Rittershauß betont, dass dieser verantwortungsvolle Ansatz die Grundlage für das gesamte Antragspaket bildet: „Als jemand, der in seinem Beruf täglich für Bauprojekte und deren Finanzen verantwortlich ist, weiß ich, wie wichtig durchdachte Lösungen sind.
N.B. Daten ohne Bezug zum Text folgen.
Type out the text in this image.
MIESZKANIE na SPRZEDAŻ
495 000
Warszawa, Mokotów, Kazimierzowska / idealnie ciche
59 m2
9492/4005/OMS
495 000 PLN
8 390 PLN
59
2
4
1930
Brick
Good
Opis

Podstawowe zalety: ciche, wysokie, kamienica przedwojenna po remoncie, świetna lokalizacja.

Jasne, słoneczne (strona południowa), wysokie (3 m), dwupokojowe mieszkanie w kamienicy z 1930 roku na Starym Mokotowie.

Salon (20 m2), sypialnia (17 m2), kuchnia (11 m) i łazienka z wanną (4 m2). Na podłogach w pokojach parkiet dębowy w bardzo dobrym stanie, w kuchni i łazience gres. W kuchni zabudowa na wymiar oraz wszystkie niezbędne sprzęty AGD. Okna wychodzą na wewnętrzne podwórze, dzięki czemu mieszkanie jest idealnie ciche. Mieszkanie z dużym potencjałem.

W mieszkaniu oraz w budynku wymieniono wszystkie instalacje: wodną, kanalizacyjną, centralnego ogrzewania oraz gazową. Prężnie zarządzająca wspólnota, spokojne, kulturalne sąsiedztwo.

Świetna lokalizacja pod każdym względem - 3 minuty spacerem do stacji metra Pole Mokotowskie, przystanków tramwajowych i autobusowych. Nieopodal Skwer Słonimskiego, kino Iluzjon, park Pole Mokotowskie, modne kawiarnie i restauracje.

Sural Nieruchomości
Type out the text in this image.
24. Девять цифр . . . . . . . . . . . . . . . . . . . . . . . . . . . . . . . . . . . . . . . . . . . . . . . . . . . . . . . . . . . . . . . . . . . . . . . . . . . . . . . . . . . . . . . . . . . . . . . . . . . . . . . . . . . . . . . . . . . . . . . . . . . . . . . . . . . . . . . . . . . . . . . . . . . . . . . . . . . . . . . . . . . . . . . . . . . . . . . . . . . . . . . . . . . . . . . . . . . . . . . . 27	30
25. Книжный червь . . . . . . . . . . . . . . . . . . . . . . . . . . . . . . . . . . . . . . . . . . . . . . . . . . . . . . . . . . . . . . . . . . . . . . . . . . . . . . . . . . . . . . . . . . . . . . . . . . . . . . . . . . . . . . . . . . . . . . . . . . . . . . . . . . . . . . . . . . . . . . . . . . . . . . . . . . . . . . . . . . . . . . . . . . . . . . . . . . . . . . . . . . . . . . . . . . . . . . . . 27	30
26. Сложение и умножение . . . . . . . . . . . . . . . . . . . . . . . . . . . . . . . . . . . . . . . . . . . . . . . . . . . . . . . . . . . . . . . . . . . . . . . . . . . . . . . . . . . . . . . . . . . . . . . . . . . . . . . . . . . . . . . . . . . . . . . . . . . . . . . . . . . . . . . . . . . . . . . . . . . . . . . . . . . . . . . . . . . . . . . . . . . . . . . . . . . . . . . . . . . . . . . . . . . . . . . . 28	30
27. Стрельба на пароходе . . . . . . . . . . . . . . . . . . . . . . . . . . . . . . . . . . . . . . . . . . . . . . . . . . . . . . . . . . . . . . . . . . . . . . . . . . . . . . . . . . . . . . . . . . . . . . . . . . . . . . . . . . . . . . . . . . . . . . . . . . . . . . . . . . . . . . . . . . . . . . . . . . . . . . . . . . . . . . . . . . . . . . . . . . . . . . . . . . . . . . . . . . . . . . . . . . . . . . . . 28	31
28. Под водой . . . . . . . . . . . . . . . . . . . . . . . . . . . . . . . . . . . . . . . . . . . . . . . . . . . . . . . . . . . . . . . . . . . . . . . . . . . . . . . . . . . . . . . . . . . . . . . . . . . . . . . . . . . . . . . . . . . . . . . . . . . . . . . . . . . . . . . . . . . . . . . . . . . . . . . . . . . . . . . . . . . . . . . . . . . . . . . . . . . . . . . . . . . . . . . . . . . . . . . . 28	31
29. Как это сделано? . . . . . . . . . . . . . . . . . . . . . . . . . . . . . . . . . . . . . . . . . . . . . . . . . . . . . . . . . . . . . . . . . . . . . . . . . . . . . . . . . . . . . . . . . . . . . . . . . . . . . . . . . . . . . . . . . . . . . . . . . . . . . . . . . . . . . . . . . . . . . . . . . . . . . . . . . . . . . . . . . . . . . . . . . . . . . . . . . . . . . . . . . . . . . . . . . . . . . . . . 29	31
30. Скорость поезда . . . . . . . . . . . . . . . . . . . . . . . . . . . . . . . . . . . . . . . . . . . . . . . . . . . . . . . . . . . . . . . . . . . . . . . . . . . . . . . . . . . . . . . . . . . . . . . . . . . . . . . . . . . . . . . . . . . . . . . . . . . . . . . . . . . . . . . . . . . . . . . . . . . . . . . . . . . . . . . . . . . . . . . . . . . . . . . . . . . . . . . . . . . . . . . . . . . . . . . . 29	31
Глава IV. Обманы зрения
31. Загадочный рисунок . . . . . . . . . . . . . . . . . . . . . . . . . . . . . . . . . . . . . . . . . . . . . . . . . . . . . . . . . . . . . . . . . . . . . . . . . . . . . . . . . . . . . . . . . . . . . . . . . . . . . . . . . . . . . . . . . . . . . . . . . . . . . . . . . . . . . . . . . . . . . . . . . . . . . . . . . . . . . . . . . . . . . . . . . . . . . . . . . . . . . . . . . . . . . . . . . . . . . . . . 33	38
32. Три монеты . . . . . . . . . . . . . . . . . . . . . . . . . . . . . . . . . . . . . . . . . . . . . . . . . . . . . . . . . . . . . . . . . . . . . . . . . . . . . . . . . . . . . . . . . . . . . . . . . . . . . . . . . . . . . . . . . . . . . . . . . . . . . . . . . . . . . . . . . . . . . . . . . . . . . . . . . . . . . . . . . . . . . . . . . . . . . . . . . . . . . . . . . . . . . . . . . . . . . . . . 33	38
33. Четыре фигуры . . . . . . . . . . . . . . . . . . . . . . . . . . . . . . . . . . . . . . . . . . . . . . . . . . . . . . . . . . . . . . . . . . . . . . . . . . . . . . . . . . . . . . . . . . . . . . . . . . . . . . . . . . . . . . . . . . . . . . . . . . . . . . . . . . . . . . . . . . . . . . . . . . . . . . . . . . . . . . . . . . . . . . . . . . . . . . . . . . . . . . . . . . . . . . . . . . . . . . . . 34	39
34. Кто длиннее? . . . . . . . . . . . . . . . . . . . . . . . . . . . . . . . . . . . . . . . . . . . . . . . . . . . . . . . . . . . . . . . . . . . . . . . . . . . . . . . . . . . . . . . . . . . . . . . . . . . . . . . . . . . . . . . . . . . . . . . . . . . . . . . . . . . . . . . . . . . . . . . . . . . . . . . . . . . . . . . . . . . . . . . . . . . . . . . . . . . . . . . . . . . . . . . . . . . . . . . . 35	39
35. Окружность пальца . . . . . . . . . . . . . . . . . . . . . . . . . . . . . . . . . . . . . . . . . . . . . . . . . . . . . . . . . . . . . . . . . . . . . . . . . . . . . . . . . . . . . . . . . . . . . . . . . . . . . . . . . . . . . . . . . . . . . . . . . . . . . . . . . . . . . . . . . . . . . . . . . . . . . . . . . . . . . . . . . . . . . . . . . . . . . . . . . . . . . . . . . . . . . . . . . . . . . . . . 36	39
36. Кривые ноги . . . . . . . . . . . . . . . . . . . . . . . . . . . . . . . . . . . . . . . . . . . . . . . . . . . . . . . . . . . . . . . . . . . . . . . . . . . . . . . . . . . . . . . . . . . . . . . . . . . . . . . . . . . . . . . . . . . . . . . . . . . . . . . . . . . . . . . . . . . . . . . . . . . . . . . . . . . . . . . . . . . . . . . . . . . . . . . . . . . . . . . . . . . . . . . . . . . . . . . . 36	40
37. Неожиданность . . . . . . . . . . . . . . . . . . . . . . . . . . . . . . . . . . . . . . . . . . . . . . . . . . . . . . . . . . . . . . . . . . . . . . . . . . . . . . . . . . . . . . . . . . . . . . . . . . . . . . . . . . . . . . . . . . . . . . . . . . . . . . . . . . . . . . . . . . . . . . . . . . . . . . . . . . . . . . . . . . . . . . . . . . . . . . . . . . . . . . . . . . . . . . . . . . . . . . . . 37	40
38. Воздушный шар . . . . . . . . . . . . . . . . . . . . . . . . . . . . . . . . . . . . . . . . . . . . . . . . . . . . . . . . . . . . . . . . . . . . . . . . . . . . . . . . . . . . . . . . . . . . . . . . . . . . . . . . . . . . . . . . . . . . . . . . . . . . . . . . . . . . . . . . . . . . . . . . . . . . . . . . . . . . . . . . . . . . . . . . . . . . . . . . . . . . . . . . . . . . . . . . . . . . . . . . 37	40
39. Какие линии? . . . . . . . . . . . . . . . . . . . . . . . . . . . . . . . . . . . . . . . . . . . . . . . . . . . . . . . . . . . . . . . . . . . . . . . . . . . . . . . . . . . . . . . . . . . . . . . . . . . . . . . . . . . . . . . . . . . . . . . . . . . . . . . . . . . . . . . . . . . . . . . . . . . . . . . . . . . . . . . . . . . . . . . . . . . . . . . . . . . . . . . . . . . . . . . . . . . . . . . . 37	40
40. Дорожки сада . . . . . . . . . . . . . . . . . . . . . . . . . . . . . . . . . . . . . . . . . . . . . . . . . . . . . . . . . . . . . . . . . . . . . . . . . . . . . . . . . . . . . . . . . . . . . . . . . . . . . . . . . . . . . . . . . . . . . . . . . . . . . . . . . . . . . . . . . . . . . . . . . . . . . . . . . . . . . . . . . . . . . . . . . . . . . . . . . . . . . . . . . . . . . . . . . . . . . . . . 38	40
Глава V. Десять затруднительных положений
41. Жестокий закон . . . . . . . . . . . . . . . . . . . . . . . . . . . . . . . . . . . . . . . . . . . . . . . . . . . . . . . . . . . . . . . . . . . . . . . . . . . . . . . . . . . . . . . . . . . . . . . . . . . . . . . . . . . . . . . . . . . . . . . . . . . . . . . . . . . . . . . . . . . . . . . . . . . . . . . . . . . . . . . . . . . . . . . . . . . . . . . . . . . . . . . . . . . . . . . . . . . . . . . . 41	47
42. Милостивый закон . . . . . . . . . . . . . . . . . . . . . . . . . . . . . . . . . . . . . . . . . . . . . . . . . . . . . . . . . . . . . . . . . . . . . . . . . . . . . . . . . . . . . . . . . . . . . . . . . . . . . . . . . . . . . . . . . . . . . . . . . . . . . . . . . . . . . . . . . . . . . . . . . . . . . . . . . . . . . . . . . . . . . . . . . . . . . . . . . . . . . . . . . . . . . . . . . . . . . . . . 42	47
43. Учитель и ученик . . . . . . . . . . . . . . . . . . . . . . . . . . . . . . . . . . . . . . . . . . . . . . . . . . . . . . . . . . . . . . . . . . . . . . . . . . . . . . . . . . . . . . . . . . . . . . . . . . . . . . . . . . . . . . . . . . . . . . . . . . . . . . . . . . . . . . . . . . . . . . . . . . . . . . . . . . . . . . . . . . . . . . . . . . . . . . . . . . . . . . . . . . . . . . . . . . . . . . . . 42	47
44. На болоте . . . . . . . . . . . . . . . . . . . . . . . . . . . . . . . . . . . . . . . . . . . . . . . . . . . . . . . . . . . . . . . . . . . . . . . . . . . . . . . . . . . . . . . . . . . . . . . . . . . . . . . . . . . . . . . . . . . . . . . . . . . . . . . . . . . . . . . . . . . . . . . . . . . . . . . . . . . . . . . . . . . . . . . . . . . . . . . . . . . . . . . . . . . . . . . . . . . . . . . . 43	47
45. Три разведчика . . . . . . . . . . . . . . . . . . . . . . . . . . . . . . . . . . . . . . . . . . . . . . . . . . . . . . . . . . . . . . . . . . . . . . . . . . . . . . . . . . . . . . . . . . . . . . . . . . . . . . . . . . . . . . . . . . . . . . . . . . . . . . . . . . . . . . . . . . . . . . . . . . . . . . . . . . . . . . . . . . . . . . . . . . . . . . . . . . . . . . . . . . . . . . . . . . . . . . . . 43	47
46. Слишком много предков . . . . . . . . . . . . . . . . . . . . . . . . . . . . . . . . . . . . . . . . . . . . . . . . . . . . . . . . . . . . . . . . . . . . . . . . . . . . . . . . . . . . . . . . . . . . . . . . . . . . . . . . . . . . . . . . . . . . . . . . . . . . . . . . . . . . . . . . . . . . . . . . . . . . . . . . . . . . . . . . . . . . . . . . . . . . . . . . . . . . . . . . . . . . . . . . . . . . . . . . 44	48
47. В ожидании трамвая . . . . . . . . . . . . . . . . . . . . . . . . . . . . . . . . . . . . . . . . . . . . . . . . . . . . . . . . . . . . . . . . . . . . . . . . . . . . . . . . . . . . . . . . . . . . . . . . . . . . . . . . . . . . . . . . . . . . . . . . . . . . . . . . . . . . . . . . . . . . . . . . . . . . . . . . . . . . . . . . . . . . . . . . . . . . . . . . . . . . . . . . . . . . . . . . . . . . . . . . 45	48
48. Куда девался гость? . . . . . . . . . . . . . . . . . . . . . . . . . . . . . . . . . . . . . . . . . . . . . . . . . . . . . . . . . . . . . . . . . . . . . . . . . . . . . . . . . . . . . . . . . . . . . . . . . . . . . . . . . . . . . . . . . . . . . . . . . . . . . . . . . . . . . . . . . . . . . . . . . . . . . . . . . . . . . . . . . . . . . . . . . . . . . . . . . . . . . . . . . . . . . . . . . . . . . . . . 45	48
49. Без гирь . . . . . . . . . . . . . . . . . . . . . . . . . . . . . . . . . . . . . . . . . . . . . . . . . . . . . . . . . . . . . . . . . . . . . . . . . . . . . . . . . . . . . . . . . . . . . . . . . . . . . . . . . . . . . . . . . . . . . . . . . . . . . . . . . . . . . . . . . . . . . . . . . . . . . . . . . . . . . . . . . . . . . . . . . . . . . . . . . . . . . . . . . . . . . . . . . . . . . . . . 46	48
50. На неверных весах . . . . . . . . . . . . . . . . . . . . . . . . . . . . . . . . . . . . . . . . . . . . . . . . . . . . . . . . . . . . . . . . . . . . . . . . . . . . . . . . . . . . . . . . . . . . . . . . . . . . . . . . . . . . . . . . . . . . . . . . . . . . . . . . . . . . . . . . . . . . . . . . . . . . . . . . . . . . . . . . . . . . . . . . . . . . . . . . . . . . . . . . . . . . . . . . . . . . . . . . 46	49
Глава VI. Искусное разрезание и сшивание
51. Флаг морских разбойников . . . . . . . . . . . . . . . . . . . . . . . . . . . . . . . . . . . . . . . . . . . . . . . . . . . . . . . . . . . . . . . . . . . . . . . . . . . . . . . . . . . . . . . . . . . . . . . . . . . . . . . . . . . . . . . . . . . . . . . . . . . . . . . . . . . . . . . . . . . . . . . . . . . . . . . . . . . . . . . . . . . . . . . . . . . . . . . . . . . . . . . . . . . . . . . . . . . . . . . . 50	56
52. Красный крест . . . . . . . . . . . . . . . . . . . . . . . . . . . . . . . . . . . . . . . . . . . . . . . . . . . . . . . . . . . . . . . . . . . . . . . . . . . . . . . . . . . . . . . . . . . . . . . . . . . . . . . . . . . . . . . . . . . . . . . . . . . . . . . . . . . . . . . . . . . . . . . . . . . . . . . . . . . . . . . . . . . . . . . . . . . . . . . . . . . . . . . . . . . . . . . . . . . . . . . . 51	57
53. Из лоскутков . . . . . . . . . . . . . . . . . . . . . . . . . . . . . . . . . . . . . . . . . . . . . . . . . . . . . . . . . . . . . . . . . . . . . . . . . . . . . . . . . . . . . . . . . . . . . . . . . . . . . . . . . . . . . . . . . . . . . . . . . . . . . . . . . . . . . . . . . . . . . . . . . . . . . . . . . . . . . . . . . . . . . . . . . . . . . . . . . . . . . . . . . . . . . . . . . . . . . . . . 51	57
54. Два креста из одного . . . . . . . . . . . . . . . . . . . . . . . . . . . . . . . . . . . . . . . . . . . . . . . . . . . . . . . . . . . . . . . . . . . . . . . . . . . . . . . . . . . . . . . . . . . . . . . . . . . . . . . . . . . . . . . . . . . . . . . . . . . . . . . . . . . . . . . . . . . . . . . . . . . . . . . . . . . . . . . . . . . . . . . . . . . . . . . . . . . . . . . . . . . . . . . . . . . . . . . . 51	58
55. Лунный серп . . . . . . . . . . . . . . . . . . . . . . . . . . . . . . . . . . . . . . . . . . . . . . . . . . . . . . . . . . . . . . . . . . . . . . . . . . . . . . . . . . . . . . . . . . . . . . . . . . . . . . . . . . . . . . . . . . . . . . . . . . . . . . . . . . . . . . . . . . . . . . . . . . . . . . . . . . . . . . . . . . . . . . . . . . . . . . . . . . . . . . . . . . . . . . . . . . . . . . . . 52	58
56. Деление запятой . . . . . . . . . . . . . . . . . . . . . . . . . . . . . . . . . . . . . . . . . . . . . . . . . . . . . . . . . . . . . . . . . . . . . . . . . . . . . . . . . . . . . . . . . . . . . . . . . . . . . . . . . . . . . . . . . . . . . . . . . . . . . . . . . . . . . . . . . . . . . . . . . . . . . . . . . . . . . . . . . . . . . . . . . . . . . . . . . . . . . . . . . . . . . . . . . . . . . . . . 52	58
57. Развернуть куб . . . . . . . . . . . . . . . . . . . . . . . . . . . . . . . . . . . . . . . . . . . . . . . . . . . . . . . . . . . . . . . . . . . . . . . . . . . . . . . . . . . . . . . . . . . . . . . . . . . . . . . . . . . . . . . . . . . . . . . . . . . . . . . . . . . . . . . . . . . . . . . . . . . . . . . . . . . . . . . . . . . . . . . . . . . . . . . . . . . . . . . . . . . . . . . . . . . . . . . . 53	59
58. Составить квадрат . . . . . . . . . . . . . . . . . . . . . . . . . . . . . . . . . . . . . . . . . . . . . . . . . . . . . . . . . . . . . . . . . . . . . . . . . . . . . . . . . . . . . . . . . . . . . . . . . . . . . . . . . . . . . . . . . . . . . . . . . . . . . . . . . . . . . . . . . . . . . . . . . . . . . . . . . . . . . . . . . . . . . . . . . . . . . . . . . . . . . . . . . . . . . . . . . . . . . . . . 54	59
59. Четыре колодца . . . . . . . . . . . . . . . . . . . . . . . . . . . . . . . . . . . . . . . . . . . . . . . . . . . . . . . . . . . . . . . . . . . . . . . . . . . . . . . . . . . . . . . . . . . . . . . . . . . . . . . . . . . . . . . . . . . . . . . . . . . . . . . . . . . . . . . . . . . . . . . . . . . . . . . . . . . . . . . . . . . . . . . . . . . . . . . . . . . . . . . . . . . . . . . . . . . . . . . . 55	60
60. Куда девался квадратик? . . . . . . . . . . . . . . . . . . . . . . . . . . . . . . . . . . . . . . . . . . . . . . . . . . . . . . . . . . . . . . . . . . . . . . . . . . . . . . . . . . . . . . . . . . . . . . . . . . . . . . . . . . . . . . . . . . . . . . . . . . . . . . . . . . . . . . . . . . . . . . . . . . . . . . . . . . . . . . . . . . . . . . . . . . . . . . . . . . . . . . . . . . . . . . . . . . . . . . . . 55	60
Ob es darum geht, durch eine intelligente Planung der Sporthalle Millionen an Baukosten zu sparen , eine technisch überlegene und günstigere Lösung für die Trauerhalle zu finden oder bei der Sanierung der Kinzigstraße 5 durch eine optimierte Strategie mehr Fördergelder zu sichern.“  

SPD-Fraktionsvorsitzender Peter Volk unterstreicht das: „Als Fraktion stehen wir geschlossen hinter dem Gesamtpaket, das unser Bürgermeisterkandidat erarbeitet hat.“ Und SPD-Vorsitzender Julian Brenner fügt hinzu: „Wolfgang Rittershauß zeigt hier bereits vor der Wahl, was sein Motto ‚Gestalten statt Verwalten‘ in der Praxis bedeutet.“

Der Vorstoß gegen den Wohnungsleerstand, der auf die alarmierende Tatsache von 96 wohnungssuchenden Haushalten bei gleichzeitig leerstehenden städtischen Wohnungen reagiere, beweise diese Dringlichkeit. „Wir laden die CDU herzlich ein, sich unserer bereits laufenden, seriösen Sacharbeit anzuschließen und unsere Anträge in der kommenden Stadtverordnetenversammlung zu unterstützen“, sagt Rittershauß abschließend.